New Mexico Attorney General Raúl Torrez filed a lawsuit against Meta Platforms and its CEO, Mark Zuckerberg, in 2023 alleging the parent company of Facebook and Instagram failed to protect children from sexual abuse, online solicitation and human trafficking.

Tuesday marked the second day of trial in 1st Judicial District Court in Santa Fe before Judge Bryan Biedscheid. Béjar is expected to continue testifying Wednesday under questioning from Meta attorneys.

A spokesman for Meta responded Tuesday that any suggestion that the company prioritizes growth over safety is "simply not true." Meta has designed safety tools and resources to support parents and teens and launched Teen Accounts, which automatically place teens into private accounts with the strictest message settings, the spokesman said.

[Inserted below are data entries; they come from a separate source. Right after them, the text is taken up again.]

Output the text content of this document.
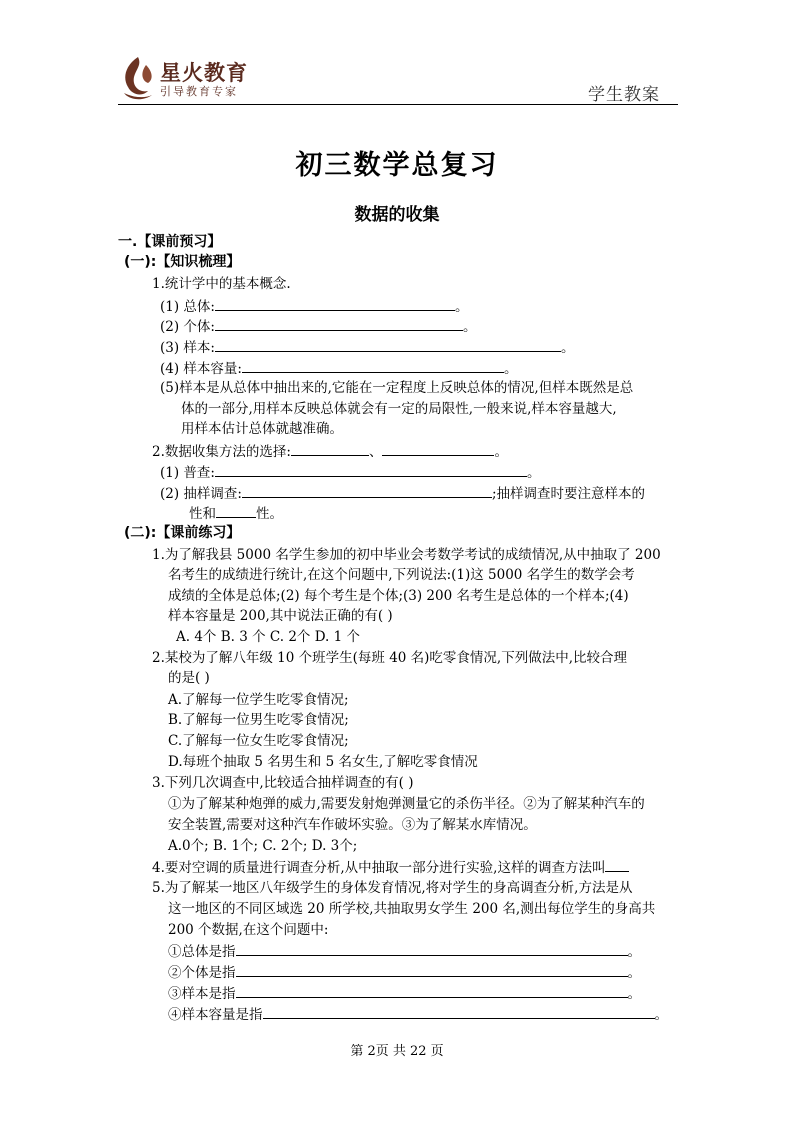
星火教育
引导教育专家	学生教案
初三数学总复习
数据的收集
一.【课前预习】
(一):【知识梳理】
1.统计学中的基本概念.
(1) 总体:	。
(2) 个体:	。
(3) 样本:	。
(4) 样本容量:	。
(5)样本是从总体中抽出来的,它能在一定程度上反映总体的情况,但样本既然是总
体的一部分,用样本反映总体就会有一定的局限性,一般来说,样本容量越大,
用样本估计总体就越准确。
2.数据收集方法的选择:	、	。
(1) 普查:	。
(2) 抽样调查:	;抽样调查时要注意样本的
性和	性。
(二):【课前练习】
1.为了解我县 5000 名学生参加的初中毕业会考数学考试的成绩情况,从中抽取了 200
名考生的成绩进行统计,在这个问题中,下列说法:(1)这 5000 名学生的数学会考
成绩的全体是总体;(2) 每个考生是个体;(3) 200 名考生是总体的一个样本;(4)
样本容量是 200,其中说法正确的有( )
A. 4个 B. 3 个 C. 2个 D. 1 个
2.某校为了解八年级 10 个班学生(每班 40 名)吃零食情况,下列做法中,比较合理
的是( )
A.了解每一位学生吃零食情况;
B.了解每一位男生吃零食情况;
C.了解每一位女生吃零食情况;
D.每班个抽取 5 名男生和 5 名女生,了解吃零食情况
3.下列几次调查中,比较适合抽样调查的有( )
①为了解某种炮弹的威力,需要发射炮弹测量它的杀伤半径。②为了解某种汽车的
安全装置,需要对这种汽车作破坏实验。③为了解某水库情况。
A.0个; B. 1个; C. 2个; D. 3个;
4.要对空调的质量进行调查分析,从中抽取一部分进行实验,这样的调查方法叫
5.为了解某一地区八年级学生的身体发育情况,将对学生的身高调查分析,方法是从
这一地区的不同区域选 20 所学校,共抽取男女学生 200 名,测出每位学生的身高共
200 个数据,在这个问题中:
①总体是指	。
②个体是指	。
③样本是指	。
④样本容量是指	。
第 2页 共 22 页
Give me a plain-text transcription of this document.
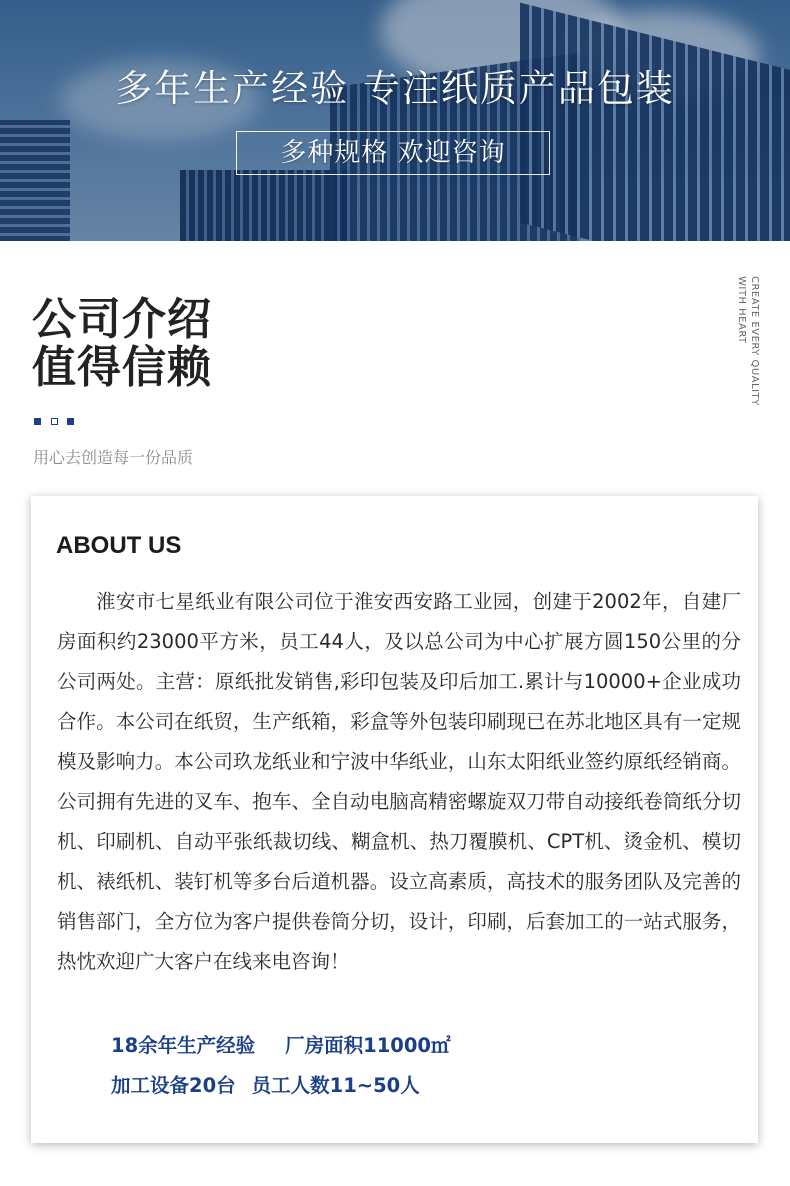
多年生产经验 专注纸质产品包装
多种规格 欢迎咨询
公司介绍
值得信赖
用心去创造每一份品质
CREATE EVERY QUALITY
WITH HEART
ABOUT US
淮安市七星纸业有限公司位于淮安西安路工业园，创建于2002年，自建厂房面积约23000平方米，员工44人，及以总公司为中心扩展方圆150公里的分公司两处。主营：原纸批发销售,彩印包装及印后加工.累计与10000+企业成功合作。本公司在纸贸，生产纸箱，彩盒等外包装印刷现已在苏北地区具有一定规模及影响力。本公司玖龙纸业和宁波中华纸业，山东太阳纸业签约原纸经销商。公司拥有先进的叉车、抱车、全自动电脑高精密螺旋双刀带自动接纸卷筒纸分切机、印刷机、自动平张纸裁切线、糊盒机、热刀覆膜机、CPT机、烫金机、模切机、裱纸机、装钉机等多台后道机器。设立高素质，高技术的服务团队及完善的销售部门，全方位为客户提供卷筒分切，设计，印刷，后套加工的一站式服务，热忱欢迎广大客户在线来电咨询！
18余年生产经验 厂房面积11000㎡
加工设备20台 员工人数11~50人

Meta was developing its Facebook Reels video-sharing platform by 2019 and company staff was "all hands on deck" developing products to compete with TikTok, Béjar said. Facebook and Instagram were focused on increasing user engagement and feeding large amounts of content to users who had little opportunity to report objectionable material, he said.

"Meta is devastatingly good at recommending other things," he said. "If your interest is little girls, it will be really good at connecting you with little girls."

Béjar spoke about the experience of his daughter, who created an Instagram account at age 14 and posted videos of herself with cars that quickly attracted 100,000 views. Many of the comments were from men who made comments about her body, made sexual advances and asked her to sell nude photos, he said.

"I didn't know that (her Instagram account) was going to bring predators to her door," Béjar said. “When a girl posts a dance video or something, it’s not their intention to reach men that have pedophile interests, but that’s what the algorithm does."